Alguns textos saem porque o peito fica pequeno e a mente se perde em devaneios “down”. E fechar-se em feto não é a solução.

Se ponho-me ao vômito muito já degustei sem sabor...

Ver de fora sempre foi mais simples. As pessoas olham e apontam as “correções/soluções” dos ditos problemas (in)significantes.
Andam tão vazios de significados... (as pessoas, o mundo). Como podem significar o que vai ao peito do outro. Na alma do outro. Não conhece a história alheia, portanto, não aponte nada.

Eu fiz uma escolha. E escolhas cobram-lhe consequências.
E eu não escolhi me submeter...

É difícil? Nunca me falaram o contrário. Mas, a pele preta marca.
Serei a colega, a amiga, a amante, a conselheira, porém, dificilmente, segurarão na minha mão e dar-me-ão algum outro significado.
Nasci menina mulher da pele preta (clichê?), talvez. Não estou onde estou por nada. Não sou como sou por nada. Não me fecho ao riso por sua indireta camuflada em piada inofensiva, por nada.
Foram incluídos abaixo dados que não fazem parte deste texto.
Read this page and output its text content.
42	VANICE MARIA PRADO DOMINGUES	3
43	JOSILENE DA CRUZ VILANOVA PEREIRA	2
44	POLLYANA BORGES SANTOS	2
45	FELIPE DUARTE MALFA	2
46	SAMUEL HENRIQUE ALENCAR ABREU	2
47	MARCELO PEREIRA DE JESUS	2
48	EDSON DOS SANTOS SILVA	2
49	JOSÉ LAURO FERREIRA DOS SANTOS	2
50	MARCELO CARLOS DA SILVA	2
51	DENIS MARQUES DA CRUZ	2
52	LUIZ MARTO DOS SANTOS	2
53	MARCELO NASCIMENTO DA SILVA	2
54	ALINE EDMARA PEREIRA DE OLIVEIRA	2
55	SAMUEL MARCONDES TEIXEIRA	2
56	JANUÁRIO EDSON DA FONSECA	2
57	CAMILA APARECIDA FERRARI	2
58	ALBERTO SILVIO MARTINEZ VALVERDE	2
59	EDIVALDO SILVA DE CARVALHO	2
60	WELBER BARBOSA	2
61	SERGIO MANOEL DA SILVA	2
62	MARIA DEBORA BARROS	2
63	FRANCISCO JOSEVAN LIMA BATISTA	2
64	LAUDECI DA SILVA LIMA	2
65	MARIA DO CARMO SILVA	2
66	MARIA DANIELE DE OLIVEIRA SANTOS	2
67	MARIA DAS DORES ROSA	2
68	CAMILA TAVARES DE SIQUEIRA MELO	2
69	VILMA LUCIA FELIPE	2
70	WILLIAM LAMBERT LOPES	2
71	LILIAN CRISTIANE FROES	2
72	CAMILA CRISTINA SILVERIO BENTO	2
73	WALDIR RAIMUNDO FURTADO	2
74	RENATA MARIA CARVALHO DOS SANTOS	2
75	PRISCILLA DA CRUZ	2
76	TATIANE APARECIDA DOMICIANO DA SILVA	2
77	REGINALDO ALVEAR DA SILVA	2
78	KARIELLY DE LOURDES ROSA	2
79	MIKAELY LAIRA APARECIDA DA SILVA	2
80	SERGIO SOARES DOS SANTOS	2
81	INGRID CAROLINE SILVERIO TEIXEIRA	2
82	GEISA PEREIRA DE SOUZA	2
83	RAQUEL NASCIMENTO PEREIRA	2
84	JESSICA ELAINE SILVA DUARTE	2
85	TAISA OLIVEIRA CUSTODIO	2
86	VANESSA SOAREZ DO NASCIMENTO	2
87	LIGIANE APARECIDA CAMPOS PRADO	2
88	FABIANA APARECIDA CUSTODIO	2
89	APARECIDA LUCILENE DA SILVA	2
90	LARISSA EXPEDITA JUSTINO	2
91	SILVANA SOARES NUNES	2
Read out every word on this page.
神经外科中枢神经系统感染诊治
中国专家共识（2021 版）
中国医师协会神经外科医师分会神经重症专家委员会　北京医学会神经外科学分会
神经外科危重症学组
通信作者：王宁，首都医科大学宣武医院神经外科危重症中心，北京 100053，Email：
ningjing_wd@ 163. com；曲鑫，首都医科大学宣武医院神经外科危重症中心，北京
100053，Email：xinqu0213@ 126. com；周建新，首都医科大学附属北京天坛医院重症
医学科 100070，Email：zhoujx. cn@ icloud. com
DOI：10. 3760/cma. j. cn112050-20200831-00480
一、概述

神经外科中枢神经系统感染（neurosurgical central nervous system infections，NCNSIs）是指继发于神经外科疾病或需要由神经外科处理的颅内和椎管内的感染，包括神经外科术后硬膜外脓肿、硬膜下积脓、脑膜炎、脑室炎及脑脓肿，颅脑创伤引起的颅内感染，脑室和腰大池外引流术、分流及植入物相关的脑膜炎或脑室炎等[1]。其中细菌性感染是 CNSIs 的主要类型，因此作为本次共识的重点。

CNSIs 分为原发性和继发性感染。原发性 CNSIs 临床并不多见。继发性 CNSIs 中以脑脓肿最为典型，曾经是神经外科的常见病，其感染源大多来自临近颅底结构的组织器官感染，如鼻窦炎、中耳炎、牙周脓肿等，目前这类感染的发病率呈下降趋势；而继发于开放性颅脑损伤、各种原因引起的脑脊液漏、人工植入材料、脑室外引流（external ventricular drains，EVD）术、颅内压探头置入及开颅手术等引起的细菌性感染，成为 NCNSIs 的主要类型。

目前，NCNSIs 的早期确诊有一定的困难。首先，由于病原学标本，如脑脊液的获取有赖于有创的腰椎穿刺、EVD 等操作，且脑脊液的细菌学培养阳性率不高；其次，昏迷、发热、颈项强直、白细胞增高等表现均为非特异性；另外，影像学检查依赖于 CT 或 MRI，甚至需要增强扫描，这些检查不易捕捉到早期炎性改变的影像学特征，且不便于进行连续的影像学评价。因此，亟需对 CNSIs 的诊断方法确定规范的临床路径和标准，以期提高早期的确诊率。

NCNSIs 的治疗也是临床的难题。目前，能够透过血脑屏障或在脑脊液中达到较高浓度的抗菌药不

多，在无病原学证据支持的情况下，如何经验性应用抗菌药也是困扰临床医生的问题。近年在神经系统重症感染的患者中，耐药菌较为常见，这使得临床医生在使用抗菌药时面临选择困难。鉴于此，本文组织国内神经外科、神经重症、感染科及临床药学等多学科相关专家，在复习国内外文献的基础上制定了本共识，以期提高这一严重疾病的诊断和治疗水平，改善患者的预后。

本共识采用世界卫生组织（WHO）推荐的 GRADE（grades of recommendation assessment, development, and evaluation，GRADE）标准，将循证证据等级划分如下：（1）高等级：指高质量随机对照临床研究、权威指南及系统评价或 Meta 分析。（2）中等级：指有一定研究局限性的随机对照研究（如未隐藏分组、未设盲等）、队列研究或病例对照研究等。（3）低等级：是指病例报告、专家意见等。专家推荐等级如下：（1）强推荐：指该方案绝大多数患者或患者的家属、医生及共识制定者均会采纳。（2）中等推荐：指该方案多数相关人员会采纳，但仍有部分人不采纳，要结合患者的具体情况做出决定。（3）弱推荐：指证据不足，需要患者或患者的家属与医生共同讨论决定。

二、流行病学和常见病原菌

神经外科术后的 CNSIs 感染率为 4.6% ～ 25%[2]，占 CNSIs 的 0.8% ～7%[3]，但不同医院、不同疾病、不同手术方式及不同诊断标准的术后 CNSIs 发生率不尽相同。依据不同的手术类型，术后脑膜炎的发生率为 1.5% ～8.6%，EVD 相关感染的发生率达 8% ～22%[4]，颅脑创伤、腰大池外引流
            Algumas vezes vai me ver triste, abatida e cansada. Mas não suponha que perdi ou, que venceu. Estou apenas me “(re)configurando” às novas batalhas.

Quando me disserem: “você está sozinha porque quer...”, provavelmente eu responda: “Sim. Eu fiz uma escolha”. Escolhi não me curvar à sociedade. Escolhi trilhar minha própria história. O caminho é solitário? Não. O caminho é um caminho. Deseja-se chegar. Só não se sabe se alguém é capacitado a batalhar comigo.